Désamorcer la confrontation des peuples

Alexis Tspiras a gagné son pari et largement. Avec près de 60 % des voix en faveur du « non », le leader grec se présentera ce lundi devant les instances européennes paré d’une légitimité plus forte qu’elle ne l’a jamais été. En Grèce.

Pour défendre quoi ? L’Europe, mais l’Europe autrement, si l’on s’en tient à son interprétation. Un peu, beaucoup, à la marge ? C’est le Premier ministre grec qui va décider de la tactique qu’il va mener et du niveau d’exigence qu’il va imposer ou proposer – encore un autre choix – pour la négociation d’un nouveau plan. L’arrogance sera mauvaise conseillère.

Mais là où le leader grec vient de gagner son pari, commence celui des dirigeants européens. Vont-ils maintenir l’idée de Jean-Claude Juncker qu’un « non » au référendum est un « non » des Grecs à l’Europe ? Qui va prendre ce risque plutôt que de tenter d’éviter le chaos consécutif à un Grexit que prédisent certains, en se remettant à négocier ? Mais comment faire admettre par d’autres opinions publiques (les fameuses « 18 démocraties contre une ») que l’on va accorder aux Grecs des « largesses » après qu’ils eurent défié les « terroristes » européens ? La renégociation d’un nouveau plan et l’obligation de le faire approuver par les Parlements nationaux, pourraient provoquer la confrontation directe des démocraties européennes, l’allemande, la slovaque, la bulgare,... et la belge contre la grecque ? Comment refuser à ceux qui le souhaiteraient et en ont la possibilité, de s’exprimer eux aussi par référendum ? La volonté du peuple doit être respectée, dira ce lundi Tsipras aux patrons de l’Europe. Mais ce concept qu’il a fait sortir de sa boîte autrement que par une élection, postule un extrême danger s’il aboutit à dresser des peuples, et non plus des politiques, l’un contre l’autre. C’est le terrible dilemme auquel est soumise l’Europe : trouver un accord avec Tsipras au risque de provoquer des déchirements internes gravissimes dans les pays membres amenés à se prononcer sur ces « largesses », ou signifier aux Grecs qu’ils ont provoqué le destin et qu’ils ne pourront rester dans la zone euro qu’à condition d’en respecter les règles.

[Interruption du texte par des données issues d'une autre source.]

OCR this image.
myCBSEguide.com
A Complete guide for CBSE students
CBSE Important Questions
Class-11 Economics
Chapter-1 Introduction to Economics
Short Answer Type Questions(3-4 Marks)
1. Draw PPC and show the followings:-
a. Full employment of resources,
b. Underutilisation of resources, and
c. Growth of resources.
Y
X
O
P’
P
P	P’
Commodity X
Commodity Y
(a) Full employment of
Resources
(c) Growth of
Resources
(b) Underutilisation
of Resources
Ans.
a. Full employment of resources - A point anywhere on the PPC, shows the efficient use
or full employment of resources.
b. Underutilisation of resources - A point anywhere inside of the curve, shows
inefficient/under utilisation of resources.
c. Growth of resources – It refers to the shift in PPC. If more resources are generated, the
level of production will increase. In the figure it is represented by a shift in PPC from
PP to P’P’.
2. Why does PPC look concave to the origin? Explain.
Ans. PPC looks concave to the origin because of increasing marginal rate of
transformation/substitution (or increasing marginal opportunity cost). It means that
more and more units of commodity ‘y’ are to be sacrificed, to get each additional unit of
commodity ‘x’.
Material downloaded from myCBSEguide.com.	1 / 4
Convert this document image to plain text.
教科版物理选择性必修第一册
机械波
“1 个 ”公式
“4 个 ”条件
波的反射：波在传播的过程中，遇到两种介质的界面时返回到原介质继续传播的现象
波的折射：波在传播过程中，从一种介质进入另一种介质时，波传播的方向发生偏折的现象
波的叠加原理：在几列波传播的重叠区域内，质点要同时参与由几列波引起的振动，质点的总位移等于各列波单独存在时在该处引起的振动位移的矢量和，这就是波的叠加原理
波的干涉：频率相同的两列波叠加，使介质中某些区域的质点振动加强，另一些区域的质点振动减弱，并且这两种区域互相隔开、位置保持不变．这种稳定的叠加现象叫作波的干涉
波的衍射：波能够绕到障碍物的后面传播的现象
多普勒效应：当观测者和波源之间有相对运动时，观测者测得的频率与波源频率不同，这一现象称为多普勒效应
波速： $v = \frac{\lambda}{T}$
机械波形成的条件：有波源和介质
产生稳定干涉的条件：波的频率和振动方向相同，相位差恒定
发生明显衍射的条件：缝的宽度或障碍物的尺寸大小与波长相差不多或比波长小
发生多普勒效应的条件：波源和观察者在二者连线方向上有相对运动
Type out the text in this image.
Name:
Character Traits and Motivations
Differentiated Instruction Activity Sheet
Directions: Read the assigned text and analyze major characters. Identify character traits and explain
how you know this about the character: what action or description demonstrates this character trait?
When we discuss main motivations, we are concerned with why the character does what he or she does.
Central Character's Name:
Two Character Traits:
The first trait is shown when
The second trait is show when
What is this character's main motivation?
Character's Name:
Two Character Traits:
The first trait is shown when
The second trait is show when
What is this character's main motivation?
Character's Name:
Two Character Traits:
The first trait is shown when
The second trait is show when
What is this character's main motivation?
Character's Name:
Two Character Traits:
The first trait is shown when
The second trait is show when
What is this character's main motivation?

L’idéal serait de trouver une manière de sortir par le haut de la confrontation Grèce-Europe, pour élaborer une solution pour l’ensemble et non pour le cas particulier. En organisant cette conférence de la zone euro sur la dette, proposée par Piketty et d’autres, façon après guerre ? « Un ajustement en faveur des jeunes générations » non pas seulement grecques, mais d’Europe. L’idée a surtout pour mérite de chercher à resolidariser les liens entre les peuples européens et de trouver une manière de mettre fin au chacun pour soi.